Maybe it's because I'm a nerd. Or maybe it's because I was no athlete as a child. Whatever the case, I'm just not that into sports. I never have been. It's not that it isn't in my blood--my father had a passion for the Cleveland Browns that was nothing short of fanatical. I remember when the Browns were in the playoffs against Denver in the 1980s. When Cleveland fumbled the ball and blew their chance at victory, my father fell to his knees, grabbed his chest like the guy from Sanford and Son, and said "You better pray, I'm going to have a heart attack."
Needless to say, the value of sports was not neglected in the Kucharski household. My mother wasn't too much of a fan. Sure, she would host Superbowl parties, but this was nothing more than an excuse to eat buffalo wings and other tasty treats. Even then, which team won really made no difference to me. I was in it for the commercials.
I have tried to care. I have tried to bring myself to some kind of emotional connection to the Browns, the Indians, or whomever. Yet, somehow I can't find it in me. Like the man who prays and keeps coming up wanting, I am the listless Cleveland fan. I just don't care. Whether the guy from this team beats that team ultimately makes no difference in my life whatsoever.
I feel a certain sense of guilt. After all, it is practically unamerican to dislike sports. In a country divided by religion, race, ethnicity, social class, and political partisanship, we can all come together to root on our local team claiming victory over the other guy's local team. Yet I just can't do it. I am so sorry. I'd rather listen to the marching band and space out.
For men, watching sports is supposedly a bonding activity. I was having a drink with a friend of mine, and he asked if I liked to watch football. I didn't want to let him down. I didn't know how to respond. The truth was I would rather watch paint dry than watch football. The notion of watching it for two hours seemed unbearable to me. I hoped he would forget the matter and not ask again. Thankfully, he didn't.
I know my local postman well. He's a sports fan. He listens to sports radio all day. He's a nice guy and I like talking with him, so I will briefly read the sports section online so I can have something to talk about with the guy. That's all I can handle. Sometimes the writing for sports columns is well done. Analyzing the psychology of this player or that is interesting to me, but the actual game itself is not.
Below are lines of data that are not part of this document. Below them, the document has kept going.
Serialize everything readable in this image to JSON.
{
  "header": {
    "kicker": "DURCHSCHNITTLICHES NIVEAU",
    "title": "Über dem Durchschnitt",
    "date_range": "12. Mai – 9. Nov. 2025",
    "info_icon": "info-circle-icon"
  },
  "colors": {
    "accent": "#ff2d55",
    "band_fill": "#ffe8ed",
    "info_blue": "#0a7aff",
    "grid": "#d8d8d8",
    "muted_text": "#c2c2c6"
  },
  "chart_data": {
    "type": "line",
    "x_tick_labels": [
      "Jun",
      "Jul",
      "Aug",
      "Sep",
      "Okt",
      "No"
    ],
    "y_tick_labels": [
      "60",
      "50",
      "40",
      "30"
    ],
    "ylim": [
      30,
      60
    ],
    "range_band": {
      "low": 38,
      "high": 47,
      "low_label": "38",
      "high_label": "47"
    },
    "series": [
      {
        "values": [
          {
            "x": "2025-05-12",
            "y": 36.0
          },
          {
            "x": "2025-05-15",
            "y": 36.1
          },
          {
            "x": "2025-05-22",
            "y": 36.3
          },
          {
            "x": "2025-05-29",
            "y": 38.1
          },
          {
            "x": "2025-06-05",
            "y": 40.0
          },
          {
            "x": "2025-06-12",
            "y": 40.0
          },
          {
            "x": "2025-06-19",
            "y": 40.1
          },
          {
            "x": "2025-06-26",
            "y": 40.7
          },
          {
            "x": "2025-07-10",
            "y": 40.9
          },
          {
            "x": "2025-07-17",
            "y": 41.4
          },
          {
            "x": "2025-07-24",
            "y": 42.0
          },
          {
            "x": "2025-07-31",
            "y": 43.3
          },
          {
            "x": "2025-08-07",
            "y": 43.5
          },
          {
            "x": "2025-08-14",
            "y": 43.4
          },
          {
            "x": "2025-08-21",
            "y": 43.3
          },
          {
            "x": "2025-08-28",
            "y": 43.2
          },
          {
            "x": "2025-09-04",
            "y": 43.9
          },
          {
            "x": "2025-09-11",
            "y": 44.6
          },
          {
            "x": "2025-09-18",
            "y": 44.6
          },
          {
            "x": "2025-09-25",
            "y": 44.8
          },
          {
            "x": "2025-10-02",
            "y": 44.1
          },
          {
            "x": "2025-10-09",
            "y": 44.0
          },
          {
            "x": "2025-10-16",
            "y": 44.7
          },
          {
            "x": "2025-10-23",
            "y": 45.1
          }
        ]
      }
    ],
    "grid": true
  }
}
For many people, sports is a good outlet. It allows them to identify with this tribe or that, and it provides the drama and entertainment that helps make life more bearable. Elementary and high school athletics teaches young kids about discipline, teamwork, leadership, and achieving goals. I think these are important lessons. I certainly support the rights of others to engage in sports--so long as they don't involve me in it.
There was a time when I briefly enjoyed watching the Cavs play. As a Clevelander, I knew they weren't going to go anywhere because Cleveland is cursed. Deep down we know that we suck and this prevents us from winning. LeBron James, as a native of this area, knows full well how to make it to the pinnacle of success and supremely blow it. It is written into his DNA. No amount of talent or team trading in the world is going to erase Cleveland from him.
Like many Clevelanders, I dislike LeBron James. I don't blame him for leaving Cleveland--that he had a right to do. I dislike him because he's a douchebag. His ego is out of control, he is unsportsmanlike, and his ESPN decision special was a shameless act of narcissism if I've ever seen it. That is why I dislike him. His personality stinks.
Perhaps as I grow older I will mature into the love of sports. Perhaps then I can join with my fellow man and worship at the church of the local arena. In the meantime, I feel like a heretic, and living in Cleveland, where religion is less important than football (just see the level of attendance on Super Bowl Sunday), it is a difficult place to be.